A dedicação que o HC exigia era tão exclusiva que ela literalmente não saía de lá. "Nós só íamos para casa no final de semana. Dormíamos no último andar e os médicos chamavam a gente se havia algum caso mais grave no pronto-socorro", conta. O hospital absorveu praticamente toda a primeira turma da Escola de Enfermagem da USP, também construída com dinheiro da Fundação Rockfeller. Outra fonte de recursos era a Fundação Kellog, que patrocinava a especialização de profissionais nos Estados Unidos.
Novos institutos
O dinheiro federal também chegava com facilidade ao topo da colina de Pinheiros. Apenas sete anos após a inauguração do Instituto Central, cortava-se a fita na porta de outro instituto: o de Ortopedia e Traumatologia, um presente de Getúlio Vargas ao médico Francisco de Godói Moreira, que tinha tratado de seu filho. "Ele sofria de uma paralisia rara, que exigia muitos cuidados.

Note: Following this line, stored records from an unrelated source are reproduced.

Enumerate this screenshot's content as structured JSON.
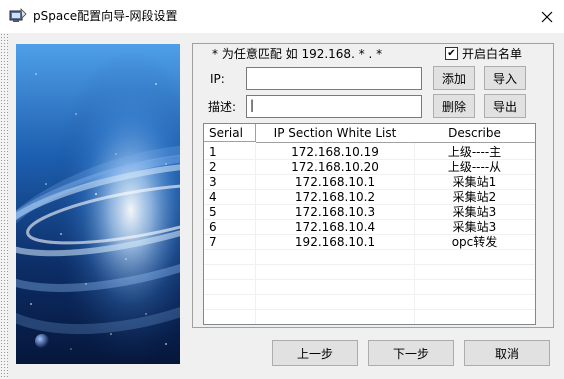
{
  "window": {
    "title": "pSpace配置向导-网段设置",
    "close_symbol": "✕",
    "icon": "app-icon"
  },
  "form": {
    "hint": "* 为任意匹配  如 192.168. * . *",
    "whitelist_label": "开启白名单",
    "whitelist_checked": true,
    "check_mark": "✔",
    "ip_label": "IP:",
    "ip_value": "",
    "desc_label": "描述:",
    "desc_value": "|",
    "add_button": "添加",
    "import_button": "导入",
    "delete_button": "删除",
    "export_button": "导出"
  },
  "table": {
    "columns": [
      "Serial",
      "IP Section White List",
      "Describe"
    ],
    "rows": [
      {
        "serial": "1",
        "ip": "172.168.10.19",
        "desc": "上级----主"
      },
      {
        "serial": "2",
        "ip": "172.168.10.20",
        "desc": "上级----从"
      },
      {
        "serial": "3",
        "ip": "172.168.10.1",
        "desc": "采集站1"
      },
      {
        "serial": "4",
        "ip": "172.168.10.2",
        "desc": "采集站2"
      },
      {
        "serial": "5",
        "ip": "172.168.10.3",
        "desc": "采集站3"
      },
      {
        "serial": "6",
        "ip": "172.168.10.4",
        "desc": "采集站3"
      },
      {
        "serial": "7",
        "ip": "192.168.10.1",
        "desc": "opc转发"
      }
    ]
  },
  "footer": {
    "prev_button": "上一步",
    "next_button": "下一步",
    "cancel_button": "取消"
  }
}
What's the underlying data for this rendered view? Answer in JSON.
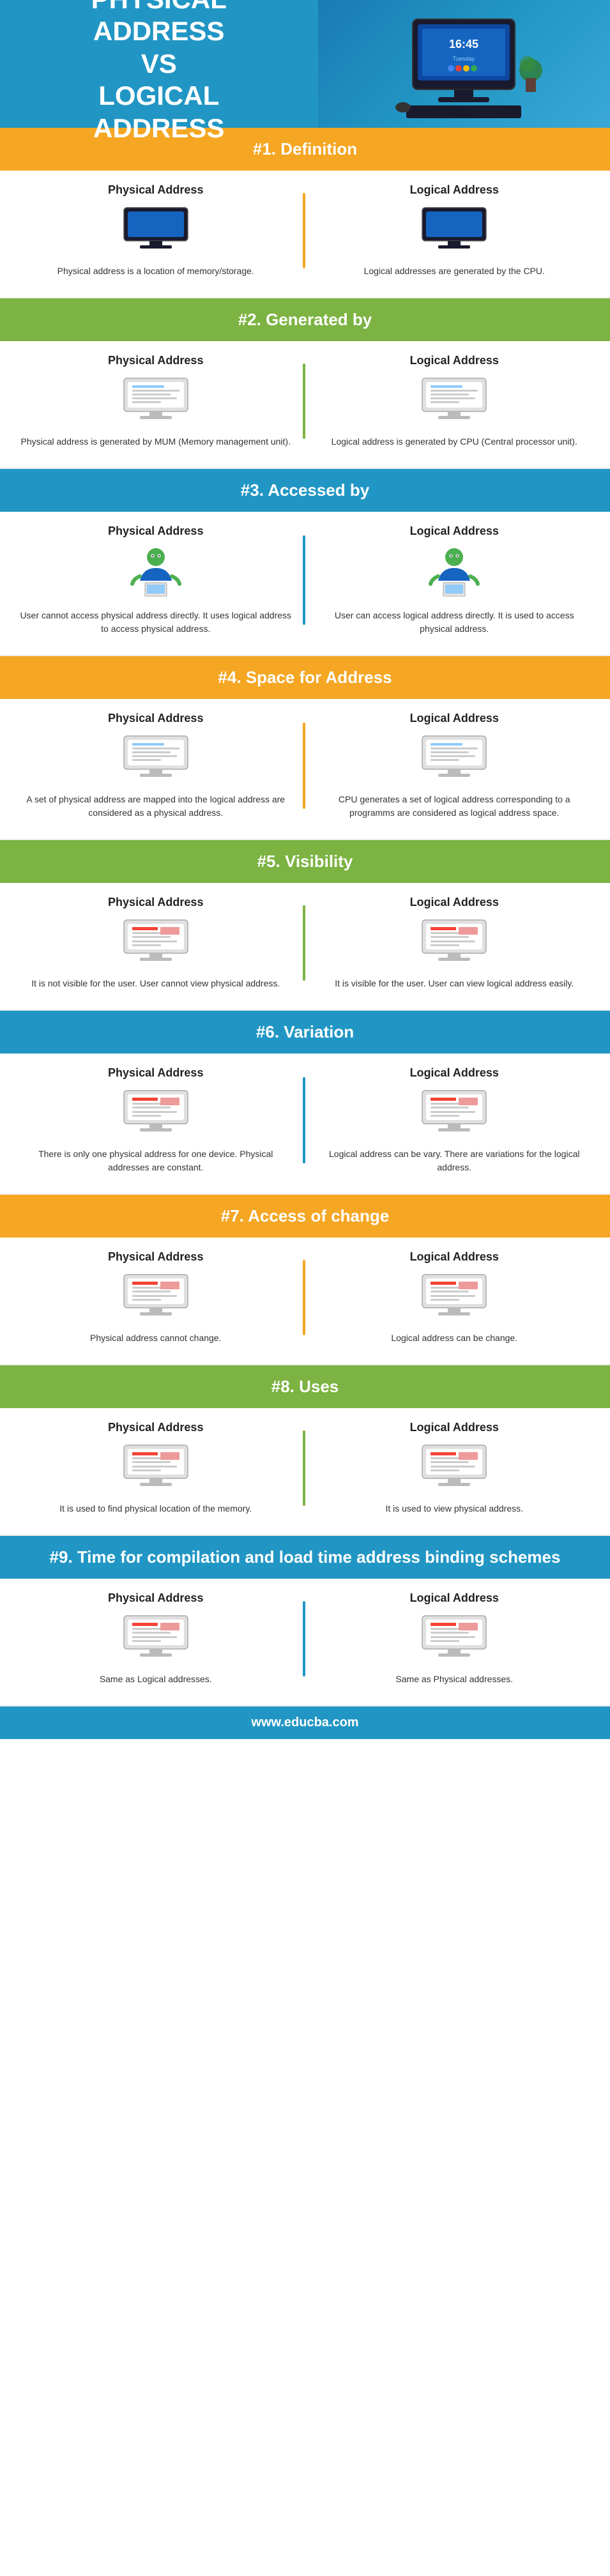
{
  "header": {
    "title_line1": "Physical",
    "title_line2": "Address",
    "title_line3": "vs",
    "title_line4": "Logical",
    "title_line5": "Address"
  },
  "sections": [
    {
      "id": "definition",
      "number": "#1.",
      "title": "Definition",
      "color": "orange",
      "physical": {
        "heading": "Physical Address",
        "icon": "monitor-basic",
        "text": "Physical address is a location of memory/storage."
      },
      "logical": {
        "heading": "Logical Address",
        "icon": "monitor-basic",
        "text": "Logical addresses are generated by the CPU."
      }
    },
    {
      "id": "generated-by",
      "number": "#2.",
      "title": "Generated by",
      "color": "green",
      "physical": {
        "heading": "Physical Address",
        "icon": "monitor-doc",
        "text": "Physical address is generated by MUM (Memory management unit)."
      },
      "logical": {
        "heading": "Logical Address",
        "icon": "monitor-doc",
        "text": "Logical address is generated by CPU (Central processor unit)."
      }
    },
    {
      "id": "accessed-by",
      "number": "#3.",
      "title": "Accessed by",
      "color": "blue",
      "physical": {
        "heading": "Physical Address",
        "icon": "person",
        "text": "User cannot access physical address directly. It uses logical address to access physical address."
      },
      "logical": {
        "heading": "Logical Address",
        "icon": "person",
        "text": "User can access logical address directly. It is used to access physical address."
      }
    },
    {
      "id": "space",
      "number": "#4.",
      "title": "Space for Address",
      "color": "orange",
      "physical": {
        "heading": "Physical Address",
        "icon": "monitor-doc",
        "text": "A set of physical address are mapped into the logical address are considered as a physical address."
      },
      "logical": {
        "heading": "Logical Address",
        "icon": "monitor-doc",
        "text": "CPU generates a set of logical address corresponding to a programms are considered as logical address space."
      }
    },
    {
      "id": "visibility",
      "number": "#5.",
      "title": "Visibility",
      "color": "green",
      "physical": {
        "heading": "Physical Address",
        "icon": "monitor-colored",
        "text": "It is not visible for the user. User cannot view physical address."
      },
      "logical": {
        "heading": "Logical Address",
        "icon": "monitor-colored",
        "text": "It is visible for the user. User can view logical address easily."
      }
    },
    {
      "id": "variation",
      "number": "#6.",
      "title": "Variation",
      "color": "blue",
      "physical": {
        "heading": "Physical Address",
        "icon": "monitor-colored",
        "text": "There is only one physical address for one device. Physical addresses are constant."
      },
      "logical": {
        "heading": "Logical Address",
        "icon": "monitor-colored",
        "text": "Logical address can be vary. There are variations for the logical address."
      }
    },
    {
      "id": "access-change",
      "number": "#7.",
      "title": "Access of change",
      "color": "orange",
      "physical": {
        "heading": "Physical Address",
        "icon": "monitor-colored",
        "text": "Physical address cannot change."
      },
      "logical": {
        "heading": "Logical Address",
        "icon": "monitor-colored",
        "text": "Logical address can be change."
      }
    },
    {
      "id": "uses",
      "number": "#8.",
      "title": "Uses",
      "color": "green",
      "physical": {
        "heading": "Physical Address",
        "icon": "monitor-colored",
        "text": "It is used to find physical location of the memory."
      },
      "logical": {
        "heading": "Logical Address",
        "icon": "monitor-colored",
        "text": "It is used to view physical address."
      }
    },
    {
      "id": "time",
      "number": "#9.",
      "title": "Time for compilation and load time address binding schemes",
      "color": "blue",
      "physical": {
        "heading": "Physical Address",
        "icon": "monitor-colored",
        "text": "Same as Logical addresses."
      },
      "logical": {
        "heading": "Logical Address",
        "icon": "monitor-colored",
        "text": "Same as Physical addresses."
      }
    }
  ],
  "footer": {
    "text": "www.educba.com"
  }
}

Acabou morrendo, mas Getúlio ficou grato ao médico", conta Lourdes Carvalho.
Um ano depois, em 1952, veio outro instituto, o de Psiquiatria, também com prédio próprio. O terceiro instituto, o do Coração, acabou surgindo só em 1975, mas trouxe uma estrutura totalmente nova, que agora todo o complexo tenta imitar: 20% dos pacientes atendidos pagam pelos serviços. O dinheiro é revertido para uma fundação que banca 60% dos custos do hospital (ou seja, o dinheiro que entra é aplicado também no atendimento gratuito). É isso que se pretende fazer com a Fundação Faculdade de Medicina, que surgiu em 1986 para atender todo o complexo do HC.

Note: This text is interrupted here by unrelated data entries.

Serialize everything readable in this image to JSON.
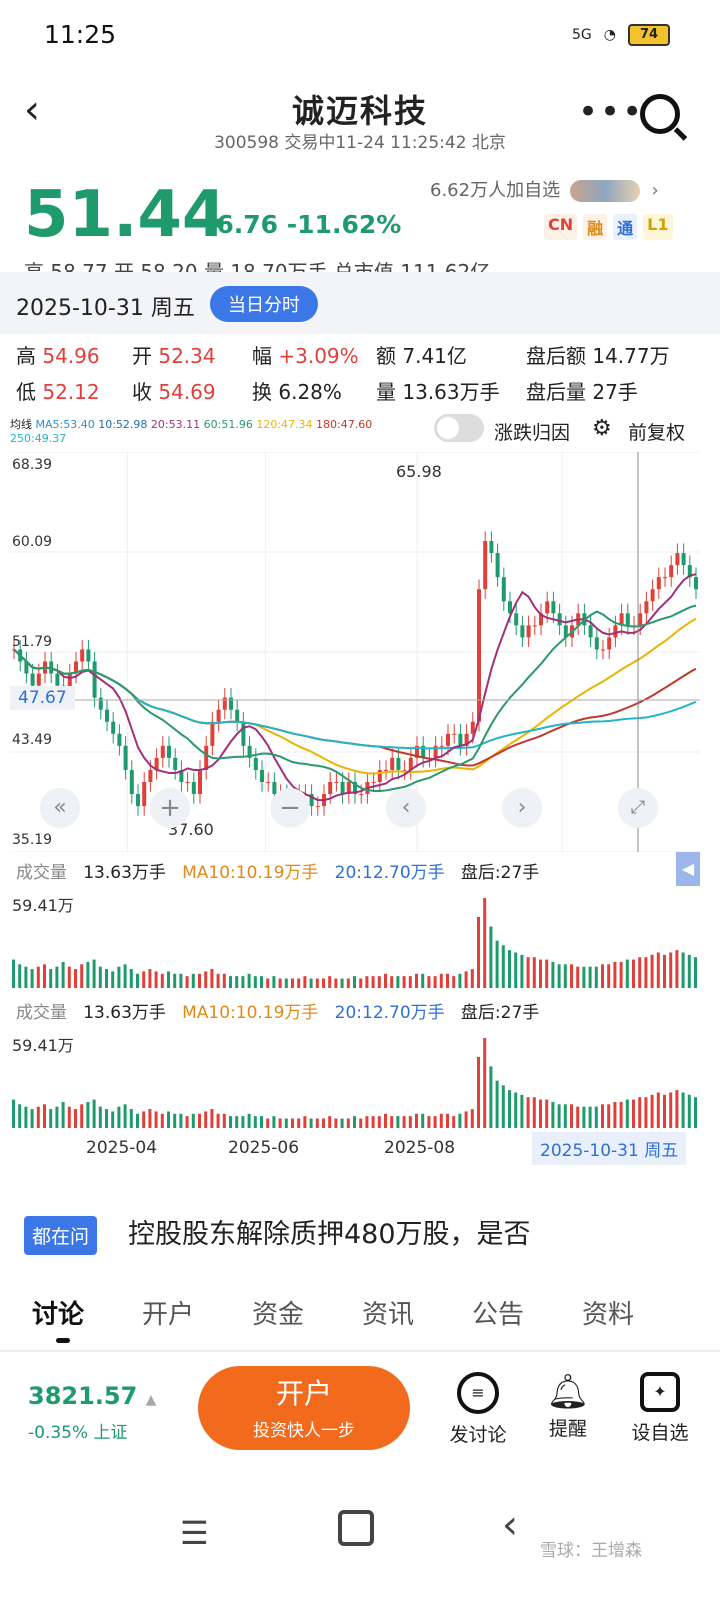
{
  "status": {
    "time": "11:25",
    "signal": "5G",
    "battery": "74"
  },
  "header": {
    "title": "诚迈科技",
    "subtitle": "300598 交易中11-24 11:25:42 北京"
  },
  "quote": {
    "price": "51.44",
    "change": "-6.76",
    "change_pct": "-11.62%",
    "watchers": "6.62万人加自选",
    "tags": [
      "CN",
      "融",
      "通",
      "L1"
    ],
    "cut_row": "高 58.77    开 58.20    量 18.70万手    总市值 111.62亿"
  },
  "popup": {
    "date": "2025-10-31 周五",
    "mode_pill": "当日分时",
    "stats": [
      {
        "label": "高",
        "value": "54.96",
        "color": "red"
      },
      {
        "label": "开",
        "value": "52.34",
        "color": "red"
      },
      {
        "label": "幅",
        "value": "+3.09%",
        "color": "red"
      },
      {
        "label": "额",
        "value": "7.41亿",
        "color": "dark"
      },
      {
        "label": "盘后额",
        "value": "14.77万",
        "color": "dark"
      },
      {
        "label": "低",
        "value": "52.12",
        "color": "red"
      },
      {
        "label": "收",
        "value": "54.69",
        "color": "red"
      },
      {
        "label": "换",
        "value": "6.28%",
        "color": "dark"
      },
      {
        "label": "量",
        "value": "13.63万手",
        "color": "dark"
      },
      {
        "label": "盘后量",
        "value": "27手",
        "color": "dark"
      }
    ],
    "ma_line": {
      "prefix": "均线",
      "items": [
        {
          "text": "MA5:53.40",
          "color": "#2f8fd6"
        },
        {
          "text": "10:52.98",
          "color": "#1f6db8"
        },
        {
          "text": "20:53.11",
          "color": "#a0307a"
        },
        {
          "text": "60:51.96",
          "color": "#2a9a6a"
        },
        {
          "text": "120:47.34",
          "color": "#e8b500"
        },
        {
          "text": "180:47.60",
          "color": "#c0392b"
        },
        {
          "text": "250:49.37",
          "color": "#22b5c9"
        }
      ]
    },
    "toggle_label": "涨跌归因",
    "fq_label": "前复权"
  },
  "chart_data": {
    "type": "candlestick",
    "y_ticks": [
      "68.39",
      "60.09",
      "51.79",
      "43.49",
      "35.19"
    ],
    "current_marker": "47.67",
    "high_marker": "65.98",
    "low_marker": "37.60",
    "x_ticks": [
      "2025-04",
      "2025-06",
      "2025-08"
    ],
    "crosshair_date": "2025-10-31 周五",
    "close_series": [
      52,
      51,
      50,
      49,
      50,
      51,
      50,
      49,
      48,
      50,
      51,
      52,
      51,
      48,
      47,
      46,
      45,
      44,
      42,
      40,
      39,
      41,
      42,
      43,
      44,
      43,
      42,
      41,
      41,
      40,
      42,
      44,
      46,
      47,
      48,
      47,
      46,
      44,
      43,
      42,
      41,
      41,
      40,
      40,
      39,
      39,
      40,
      40,
      39,
      39,
      40,
      41,
      41,
      40,
      41,
      40,
      40,
      41,
      41,
      42,
      42,
      43,
      42,
      42,
      43,
      44,
      43,
      43,
      44,
      44,
      45,
      45,
      44,
      45,
      46,
      57,
      61,
      60,
      58,
      56,
      55,
      54,
      53,
      54,
      54,
      55,
      56,
      55,
      54,
      53,
      54,
      55,
      54,
      53,
      52,
      52,
      53,
      54,
      55,
      54,
      54,
      55,
      56,
      57,
      58,
      58,
      59,
      60,
      59,
      58,
      57
    ],
    "volume_y_label": "59.41万",
    "volume_series": [
      12,
      10,
      9,
      8,
      9,
      10,
      8,
      9,
      11,
      9,
      8,
      10,
      11,
      12,
      9,
      8,
      7,
      9,
      10,
      8,
      6,
      7,
      8,
      7,
      6,
      7,
      6,
      6,
      5,
      6,
      6,
      7,
      8,
      6,
      6,
      5,
      5,
      5,
      6,
      5,
      5,
      4,
      5,
      4,
      4,
      4,
      4,
      5,
      4,
      4,
      4,
      5,
      4,
      4,
      4,
      5,
      4,
      5,
      5,
      5,
      6,
      5,
      5,
      5,
      5,
      6,
      6,
      5,
      5,
      6,
      6,
      5,
      6,
      7,
      8,
      30,
      38,
      26,
      20,
      18,
      16,
      15,
      14,
      13,
      13,
      12,
      12,
      11,
      10,
      10,
      10,
      9,
      9,
      9,
      9,
      10,
      10,
      11,
      11,
      12,
      12,
      13,
      13,
      14,
      15,
      14,
      15,
      16,
      15,
      14,
      13
    ]
  },
  "volume_panel": {
    "label": "成交量",
    "vol": "13.63万手",
    "ma10": "MA10:10.19万手",
    "ma20": "20:12.70万手",
    "after": "盘后:27手"
  },
  "ask": {
    "badge": "都在问",
    "text": "控股股东解除质押480万股，是否"
  },
  "tabs": [
    "讨论",
    "开户",
    "资金",
    "资讯",
    "公告",
    "资料"
  ],
  "index": {
    "value": "3821.57",
    "change": "-0.35%",
    "name": "上证"
  },
  "open_button": {
    "title": "开户",
    "sub": "投资快人一步"
  },
  "actions": [
    {
      "label": "发讨论",
      "icon": "chat-icon"
    },
    {
      "label": "提醒",
      "icon": "bell-icon"
    },
    {
      "label": "设自选",
      "icon": "star-add-icon"
    }
  ],
  "watermark": "雪球：王增森",
  "colors": {
    "up": "#e0403a",
    "down": "#1e9a6c",
    "accent": "#3c77e8",
    "orange": "#f26a1b"
  }
}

Mas a multiplicação mais importante do HC talvez tenha sido a de especialidades cirúrgicas. Foi idéia daquele médico da FEB, Alípio Correa Neto, segundo Henrique Walter Pinotti. "Antes os cirurgiões operavam de tudo. Hoje era fígado, amanhã coração. A casuística se perdia e era muito difícil fazer ciência." Alípio começou a desmembrar as áreas cirúrgicas em 1952, o que acabou favorecendo a entrada do HC na era dos transplantes. Em 1965 veio o primeiro de rim. Em 1968, Euryclides de Jesus Zerbini fez o primeiro transplante de coração das Américas, pouco depois do primeiro do mundo, na África do Sul.